Some obstetricians were also described by staff as having “challenging personalities” and “huge egos”, while midwives exhibited “cliquey behaviour”.
Staff were found to be disparaging about each other’s skills in front of patients, which caused distress.
One family member heard a consultant describe the unit they were in as “unsafe” to a colleague while speaking in a corridor.
Of 202 cases reviewed by the experts, the outcome could have been different in 97 cases, the inquiry found.
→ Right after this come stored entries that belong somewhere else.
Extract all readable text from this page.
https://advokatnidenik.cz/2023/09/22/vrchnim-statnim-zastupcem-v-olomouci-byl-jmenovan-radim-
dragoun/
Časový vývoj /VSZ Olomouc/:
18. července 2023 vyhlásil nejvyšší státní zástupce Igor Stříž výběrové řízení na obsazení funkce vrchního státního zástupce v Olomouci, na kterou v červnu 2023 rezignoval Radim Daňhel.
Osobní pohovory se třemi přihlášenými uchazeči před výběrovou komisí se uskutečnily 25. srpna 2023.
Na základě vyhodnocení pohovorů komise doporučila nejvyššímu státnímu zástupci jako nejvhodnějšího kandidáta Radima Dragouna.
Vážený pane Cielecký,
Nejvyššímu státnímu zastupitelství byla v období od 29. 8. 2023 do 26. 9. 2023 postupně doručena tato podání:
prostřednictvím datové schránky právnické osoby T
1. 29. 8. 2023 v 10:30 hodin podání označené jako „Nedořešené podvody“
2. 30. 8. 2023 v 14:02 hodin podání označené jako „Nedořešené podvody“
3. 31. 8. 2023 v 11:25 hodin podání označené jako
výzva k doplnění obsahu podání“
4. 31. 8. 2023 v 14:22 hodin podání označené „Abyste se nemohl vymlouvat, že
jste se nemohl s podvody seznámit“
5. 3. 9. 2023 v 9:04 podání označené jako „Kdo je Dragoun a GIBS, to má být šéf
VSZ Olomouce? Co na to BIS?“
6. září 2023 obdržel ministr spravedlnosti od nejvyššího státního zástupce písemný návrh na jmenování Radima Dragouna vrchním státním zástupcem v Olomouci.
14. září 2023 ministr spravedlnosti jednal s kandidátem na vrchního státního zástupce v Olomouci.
In 69 of these 97 cases, it is predicted the outcome should reasonably have been different and could have been different in a further 28 cases.
Of the 65 baby deaths examined, 45 could have had a different outcome if nationally recognised standards of care had been provided.
When looking at 33 of these 45 cases, the outcome would reasonably expected to have been different, while in a further 12 cases it might have been different.
Meanwhile, in 17 cases of brain damage, 12 (72 per cent of cases) could have had a different outcome if good care had been given, of which nine should reasonably have been expected to have had a different outcome.
NHS strain no excuse for ‘uncaring, rude or aggressive behaviour’
Dr Kirkup told the press conference that NHS staff being under strain was no excuse for “uncaring, rude or aggressive behaviour”.
He said: “We have to address problems of inappropriate and uncaring behaviour.
“NHS staff are operating under strain, but that is not an excuse for uncaring, rude or aggressive behaviour.”
He added: “What troubles me the most are the attitude and behaviour which dismissed women who had legitimate concerns and questions.”
Dr Kirkup said there was “no excuse for delay” in bringing changes to maternity services and we “must start now”.
Conclusions of investigation are ‘shocking and uncomfortable’
Dr Bill Kirkup said a culture of “deflection and denial” within NHS trusts when they are questioned about potential cases of substandard care is a “cruel practice” which “needs to be addressed”.
Speaking about the issue, he said: “This is a cruel practice that ends up with families being denied the truth.
“That’s a terrible way to treat somebody in the name of protecting your reputation.”
“I do recommend a statutory provision for this,” he added.
“It would place a legal duty on public bodies to be truthful and not to conceal problems.”
Dr Kirkup finished the press conference by saying: “The findings of the investigation are stark and the conclusions are shocking and uncomfortable.”
In response to the review, Health Minister Dr Caroline Johnson said: “I am deeply sorry to all the families that have suffered and continue to suffer from the tragedies detailed in Dr Bill Kirkup’s review.
“We are committed to preventing families from going through the same pain in future and are working closely with the NHS to continue improving the quality of care for mothers and babies with support teams for trusts, backed by £127 million to grow the workforce and improve neonatal care.
“We take these findings and recommendations extremely seriously and will review them all in detail ahead of publishing a full response.”